Alors que le conflit impliquant les États-Unis et Israël entre dans sa deuxième semaine, Téhéran a redéfini sa posture militaire vis-à-vis de ses voisins. La présidence iranienne a officiellement communiqué une nouvelle directive concernant les opérations armées menées au-delà de ses frontières.
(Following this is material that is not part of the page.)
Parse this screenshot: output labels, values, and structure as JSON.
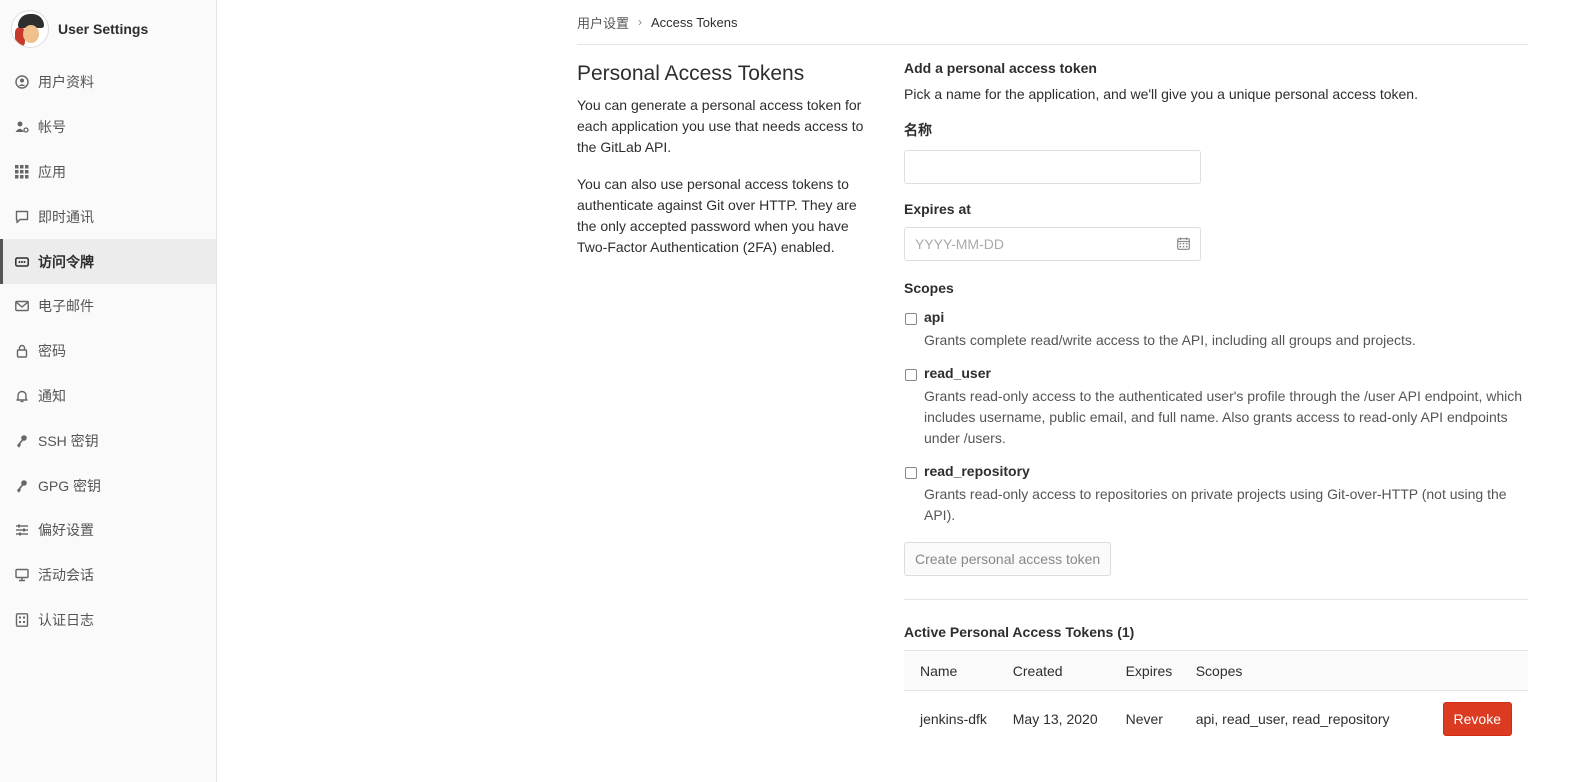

Le président iranien, Masoud Pezeshkian, a déclaré samedi que les pays de la région ne seraient plus pris pour cibles, à une exception stricte : aucune attaque ne doit être lancée depuis leur territoire. Cette mesure stratégique a été approuvée vendredi par le conseil de direction intérimaire de l’Iran.
Dans ses déclarations, le chef de l’État a également présenté des excuses aux nations voisines touchées par les tirs de ces derniers jours. Jusqu’ici, l’Arabie saoudite, le Qatar, les Émirats arabes unis, le Koweït, Bahreïn et Oman – qui forment le Conseil de coopération du Golfe (CCG) – ont été visés en raison de la présence d’installations américaines à l’intérieur ou à proximité de leurs frontières. L’Irak, la Jordanie, l’Azerbaïdjan et la Turquie se sont également retrouvés exposés aux retombées militaires.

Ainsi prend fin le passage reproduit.